The programme is being partially financed from a $245 355 grant issued by the Québec Ministry of Energy and Natural Resources, which was awarded in February.

The flowsheet development programme is focused on further optimising the mineral processing flowsheet by rejecting olivine, a non-scandium- and non-REE-bearing mineral, while also focusing on bulk processing of olivine-depleted scandium/REE mineral concentrate through the patent-pending high-pressure hydrometallurgical process to generate sufficient primary leach solution, to optimise the recovery circuits of the flowsheet.

The optimisation work to date has shown an 11% improvement in scandium recovery, which was at 96% at the leaching stage compared with the previous 85% achieved in the initial lab results.

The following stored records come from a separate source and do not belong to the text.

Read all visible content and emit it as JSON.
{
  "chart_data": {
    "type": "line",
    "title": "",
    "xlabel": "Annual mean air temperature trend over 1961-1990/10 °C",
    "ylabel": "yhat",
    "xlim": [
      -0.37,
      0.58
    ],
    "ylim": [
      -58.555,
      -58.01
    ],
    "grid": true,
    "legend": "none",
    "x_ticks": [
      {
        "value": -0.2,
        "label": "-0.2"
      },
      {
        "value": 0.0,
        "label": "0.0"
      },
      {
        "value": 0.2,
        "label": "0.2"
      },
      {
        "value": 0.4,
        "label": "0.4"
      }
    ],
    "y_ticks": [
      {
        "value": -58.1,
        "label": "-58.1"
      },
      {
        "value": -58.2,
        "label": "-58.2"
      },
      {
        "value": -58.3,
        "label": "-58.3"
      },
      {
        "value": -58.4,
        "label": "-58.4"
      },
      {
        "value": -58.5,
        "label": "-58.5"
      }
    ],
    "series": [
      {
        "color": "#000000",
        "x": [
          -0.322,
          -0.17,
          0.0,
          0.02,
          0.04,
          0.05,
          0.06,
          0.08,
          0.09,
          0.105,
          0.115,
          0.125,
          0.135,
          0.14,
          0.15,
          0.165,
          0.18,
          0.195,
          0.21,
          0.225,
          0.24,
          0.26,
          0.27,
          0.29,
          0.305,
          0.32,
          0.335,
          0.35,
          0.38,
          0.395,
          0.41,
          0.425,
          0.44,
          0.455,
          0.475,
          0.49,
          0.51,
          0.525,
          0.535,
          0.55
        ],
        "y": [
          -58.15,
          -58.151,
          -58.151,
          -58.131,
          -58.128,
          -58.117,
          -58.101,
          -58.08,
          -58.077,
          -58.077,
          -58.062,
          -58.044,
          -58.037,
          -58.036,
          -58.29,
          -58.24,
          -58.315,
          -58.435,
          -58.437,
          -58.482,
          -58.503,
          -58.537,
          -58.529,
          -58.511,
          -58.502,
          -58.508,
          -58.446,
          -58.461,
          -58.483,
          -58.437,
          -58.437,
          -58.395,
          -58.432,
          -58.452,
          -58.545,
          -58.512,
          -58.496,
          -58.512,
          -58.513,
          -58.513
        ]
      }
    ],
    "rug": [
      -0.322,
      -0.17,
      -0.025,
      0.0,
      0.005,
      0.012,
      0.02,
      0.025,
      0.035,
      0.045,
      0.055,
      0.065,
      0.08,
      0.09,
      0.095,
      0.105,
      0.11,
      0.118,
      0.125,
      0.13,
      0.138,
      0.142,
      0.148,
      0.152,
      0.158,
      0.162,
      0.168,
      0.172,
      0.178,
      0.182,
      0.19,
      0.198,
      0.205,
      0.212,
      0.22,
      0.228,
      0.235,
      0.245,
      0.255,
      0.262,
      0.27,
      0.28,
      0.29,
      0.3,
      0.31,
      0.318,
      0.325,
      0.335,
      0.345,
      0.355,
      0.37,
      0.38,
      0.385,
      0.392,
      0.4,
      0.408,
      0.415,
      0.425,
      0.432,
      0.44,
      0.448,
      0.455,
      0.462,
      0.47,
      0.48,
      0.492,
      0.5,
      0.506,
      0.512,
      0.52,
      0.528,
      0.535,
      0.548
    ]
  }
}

The recovery of REE has also increased from 84% to 94%.

Imperial said that the improved metal recoveries would positively impact the financial model presented in the June 13 preliminary economic assessment (PEA) announcement.

In addition to the improved scandium and rare earth recoveries, the programme’s objectives are to lower project operating and capital costs and reduce the carbon footprint of the metallurgical process.

The optimisation study that started on January 31 is expected to be completed by the end of the third quarter. Results from the work will be used for a formal US Patent application and aid in the engineering design of Imperial’s pilot programme for the Crater Lake project in Québec to start next year.

“The much-improved recoveries reported from the current optimisation work will significantly impact the financial model reported in our PEA announcement last month . . . The recovery improvements were obtained from scale-up of our metallurgical process when compared to our initial lab-scale test results reported in 2020. We continue our optimisation work [to] further reduce the operating risk presented by our PEA last month,” said Imperial president and CEO Peter Cashin.

In addition, exploration crews have now mobilised to the Crater Lake property to begin planned summer work.

CRATER LAKE EXPLORATION

Imperial’s exploration work will be geared towards getting the Crater Lake scandium/REE project ready for definitive feasibility study activities.

For this to be accomplished, a 2 500 m in-fill diamond drill programme will be required for the current resource at the TG Zone Northern Lobe. The objective of this work will be to convert all previously-defined inferred resources – which was 13.2-million tonnes at 264 g/t scandium oxide (Sc2O3) – to the indicated and measured mineral resource category.

Further, the company said that it intended to drill test extensions of scandium-mineralised intersections returned in 2019, which showed 310 g/t Sc2O3 over 113.9 m, at the Southern Lobe of the TG zone mineralised horizon. This zone showed “excellent potential” to increase the known tonnage and grade of the scandium and REE mineralisation relative to the Northern Lobe, which were interpreted to constitute a continuous 800-m-long mineralised system.

A detailed assessment of historical high-grade REE niobium and tantalum occurrences, north and northwest of the Crater Lake complex, known as the Crater Lake Extension property area, was undertaken during the winter and previous summer programmes.

In this area, 2010 grab sampling results of up to 9.28% Nb2O5, 13.4% zirconium, 2.4% total rare-earth oxides plus yttrium (TREO+Y) and 3 020 ppm tantalum were returned requiring further investigation. The area coincides with extensive TREO+Y-Nb-Ta geochemical and radiometric anomalies over the areas of the occurrences. Imperial’s plans are to drill a short, vertical diamond drillhole into the core of the occurrence area to test the vertical extent of the sub-horizontal mineralised system.

The drilling is expected to start soon, the company said.

Results from the drill core sampling programme will be reported throughout the northern hemisphere’s current summer and autumn period.

Imperial said that it also planned to ship the remaining 32-t bulk sample prepared over the STG zone from the project site to its storage facility located in Sept-Iles, Québec. This material will be used in a pilot plant study to further test and optimise Imperial's metallurgical process method.